I took a step across the room; there was another door to my left through which I saw the gleam of chromium and tile.

"Brotherhood, darling," she said, gripping my biceps with her little hands. "Teach me, talk to me. Teach me the beautiful ideology of Brotherhood." And I wanted both to smash her and to stay with her and knew that I should do neither. Was she trying to ruin me, or was this a trap set by some secret enemy of the movement waiting outside the door with cameras and wrecking bars?

"You should answer the phone," I said with forced calm, trying to release my hands without touching her, for if I touched her --

"And you'll continue?" she said.

I nodded, seeing her turn without a word and go toward a vanity with a large oval mirror, taking up an ivory telephone. And in the mirrored instant I saw myself standing between her eager form and a huge white bed, myself caught in a guilty stance, my face taut, tie dangling; and behind the bed another mirror which now like a surge of the sea tossed our images back and forth, back and forth, furiously multiplying the time and the place and the circumstance.
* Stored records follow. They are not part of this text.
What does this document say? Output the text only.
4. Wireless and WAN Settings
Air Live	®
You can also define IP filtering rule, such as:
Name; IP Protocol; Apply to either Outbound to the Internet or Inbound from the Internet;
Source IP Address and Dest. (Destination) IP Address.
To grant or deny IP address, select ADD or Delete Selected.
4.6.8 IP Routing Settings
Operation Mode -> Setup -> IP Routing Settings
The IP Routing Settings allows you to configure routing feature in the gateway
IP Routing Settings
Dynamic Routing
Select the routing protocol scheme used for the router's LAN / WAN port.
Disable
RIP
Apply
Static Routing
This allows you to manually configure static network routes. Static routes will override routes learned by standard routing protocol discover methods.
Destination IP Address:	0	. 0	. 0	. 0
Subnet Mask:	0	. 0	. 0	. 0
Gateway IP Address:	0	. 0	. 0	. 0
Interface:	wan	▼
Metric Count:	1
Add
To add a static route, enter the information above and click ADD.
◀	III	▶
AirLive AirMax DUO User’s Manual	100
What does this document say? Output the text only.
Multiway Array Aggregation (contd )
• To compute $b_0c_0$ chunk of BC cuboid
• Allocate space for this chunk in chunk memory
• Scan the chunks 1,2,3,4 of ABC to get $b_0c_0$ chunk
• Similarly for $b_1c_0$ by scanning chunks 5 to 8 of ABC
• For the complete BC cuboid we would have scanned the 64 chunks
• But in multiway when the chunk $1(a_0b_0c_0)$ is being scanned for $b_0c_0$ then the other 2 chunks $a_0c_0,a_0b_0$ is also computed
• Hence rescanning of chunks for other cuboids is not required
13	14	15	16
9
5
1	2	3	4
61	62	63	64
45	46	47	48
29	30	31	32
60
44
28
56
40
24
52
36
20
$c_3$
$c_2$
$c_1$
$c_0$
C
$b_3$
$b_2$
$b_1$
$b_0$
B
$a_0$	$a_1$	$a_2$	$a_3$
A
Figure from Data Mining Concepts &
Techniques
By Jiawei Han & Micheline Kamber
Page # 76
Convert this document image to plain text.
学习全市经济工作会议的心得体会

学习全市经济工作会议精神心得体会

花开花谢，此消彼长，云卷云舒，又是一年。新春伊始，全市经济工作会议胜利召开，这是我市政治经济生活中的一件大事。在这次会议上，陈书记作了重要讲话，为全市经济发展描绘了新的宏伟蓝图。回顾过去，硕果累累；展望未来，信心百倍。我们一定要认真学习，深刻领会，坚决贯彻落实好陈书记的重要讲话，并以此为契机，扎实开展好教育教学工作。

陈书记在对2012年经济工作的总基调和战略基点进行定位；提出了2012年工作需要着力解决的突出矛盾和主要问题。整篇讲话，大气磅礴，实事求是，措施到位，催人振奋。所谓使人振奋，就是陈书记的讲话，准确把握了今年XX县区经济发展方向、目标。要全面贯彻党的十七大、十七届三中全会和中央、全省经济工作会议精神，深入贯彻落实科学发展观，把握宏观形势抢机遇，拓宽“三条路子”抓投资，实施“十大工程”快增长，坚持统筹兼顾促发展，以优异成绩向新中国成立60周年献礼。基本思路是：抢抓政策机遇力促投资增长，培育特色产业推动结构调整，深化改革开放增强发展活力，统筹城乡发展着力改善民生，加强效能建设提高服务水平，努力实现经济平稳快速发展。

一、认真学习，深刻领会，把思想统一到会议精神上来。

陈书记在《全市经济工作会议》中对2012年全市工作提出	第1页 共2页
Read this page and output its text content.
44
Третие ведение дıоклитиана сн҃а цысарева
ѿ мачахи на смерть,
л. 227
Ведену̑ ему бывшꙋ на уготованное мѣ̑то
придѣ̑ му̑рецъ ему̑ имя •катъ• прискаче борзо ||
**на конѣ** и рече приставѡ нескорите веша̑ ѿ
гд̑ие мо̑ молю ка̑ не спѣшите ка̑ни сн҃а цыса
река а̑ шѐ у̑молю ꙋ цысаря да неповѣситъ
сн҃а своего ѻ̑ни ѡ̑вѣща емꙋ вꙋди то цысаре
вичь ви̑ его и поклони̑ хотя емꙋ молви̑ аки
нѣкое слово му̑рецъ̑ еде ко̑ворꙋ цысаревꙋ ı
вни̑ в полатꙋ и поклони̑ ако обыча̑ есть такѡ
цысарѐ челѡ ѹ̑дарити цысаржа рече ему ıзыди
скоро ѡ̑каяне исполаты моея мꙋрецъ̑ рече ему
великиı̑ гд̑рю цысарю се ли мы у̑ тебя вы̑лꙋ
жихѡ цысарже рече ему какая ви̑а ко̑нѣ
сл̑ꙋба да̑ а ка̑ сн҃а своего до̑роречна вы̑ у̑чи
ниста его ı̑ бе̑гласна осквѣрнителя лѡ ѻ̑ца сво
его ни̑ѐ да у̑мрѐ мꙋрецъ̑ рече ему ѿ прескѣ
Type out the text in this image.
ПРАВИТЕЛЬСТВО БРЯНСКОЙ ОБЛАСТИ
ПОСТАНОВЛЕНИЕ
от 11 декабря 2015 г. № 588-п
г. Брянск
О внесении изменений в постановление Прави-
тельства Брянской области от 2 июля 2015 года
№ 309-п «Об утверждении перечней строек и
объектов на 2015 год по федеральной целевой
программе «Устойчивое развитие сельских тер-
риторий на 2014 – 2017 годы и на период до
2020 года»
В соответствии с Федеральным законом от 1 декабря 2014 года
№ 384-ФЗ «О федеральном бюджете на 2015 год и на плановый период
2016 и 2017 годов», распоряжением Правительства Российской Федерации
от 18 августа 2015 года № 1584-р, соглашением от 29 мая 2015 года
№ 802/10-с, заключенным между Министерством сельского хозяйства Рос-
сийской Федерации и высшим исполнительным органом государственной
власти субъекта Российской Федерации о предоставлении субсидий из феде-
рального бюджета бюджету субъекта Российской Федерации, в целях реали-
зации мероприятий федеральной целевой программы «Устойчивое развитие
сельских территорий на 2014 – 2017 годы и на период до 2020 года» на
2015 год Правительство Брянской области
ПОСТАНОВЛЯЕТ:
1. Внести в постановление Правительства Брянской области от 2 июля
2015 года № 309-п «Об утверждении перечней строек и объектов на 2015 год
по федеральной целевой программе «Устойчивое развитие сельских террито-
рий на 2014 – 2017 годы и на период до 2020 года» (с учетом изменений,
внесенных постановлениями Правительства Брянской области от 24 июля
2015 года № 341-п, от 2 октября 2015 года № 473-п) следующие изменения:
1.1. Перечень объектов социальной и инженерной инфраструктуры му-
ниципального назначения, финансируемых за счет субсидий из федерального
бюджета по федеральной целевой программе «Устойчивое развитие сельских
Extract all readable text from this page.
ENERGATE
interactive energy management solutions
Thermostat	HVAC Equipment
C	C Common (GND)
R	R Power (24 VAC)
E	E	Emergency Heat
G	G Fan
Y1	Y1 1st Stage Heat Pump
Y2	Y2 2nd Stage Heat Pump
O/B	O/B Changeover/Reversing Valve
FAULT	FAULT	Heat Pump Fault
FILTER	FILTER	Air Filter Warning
My vision seemed to pulse alternately clear and vague, driven by a furious bellows, as her lips said soundlessly, I'm sorry, and then impatiently into the telephone, "Yes, this is she," and then to me again, smiling as she covered the mouthpiece with her hand, "It's only my sister; it'll only take a second." And my mind whirled with forgotten stories of male servants summoned to wash the mistress's back; chauffeurs sharing the masters' wives; Pullman porters invited into the drawing room of rich wives headed for Reno -- thinking, But this is the movement, the Brotherhood. And now I saw her smile, saying, "Yes, Gwen, dear. Yes," as one free hand went up as though to smooth her hair and in one swift motion the red robe swept aside like a veil, and I went breathless, at the petite and generously curved nude, framed delicate and firm in the glass. It was like a dream interval and in an instant it swung back and I saw only her mysteriously smiling eyes above the rich red robe.

I was heading for the door, torn between anger and a fierce excitement, hearing the phone click down as I started past and feeling her swirl against me and I was lost, for the conflict between the ideological and the biological, duty and desire, had become too subtly confused. I went to her, thinking, Let them break down the door, whosoever will, let them come.

I DIDN'T know whether I was awake or dreaming. It was dead quiet, yet I was certain that there had been a noise and that it had come from across the room as she beside me made a soft sighing sound. It was strange. My mind revolved. I was chased out of a chinkapin woods by a bull. I ran up a hill; the whole hill heaved. I heard the sound and looked up to see the man looking straight at me from where he stood in the dim light of the hall, looking in with neither interest nor surprise. His face expressionless, his eyes staring. There was the sound of even breathing. Then I heard her stir beside me.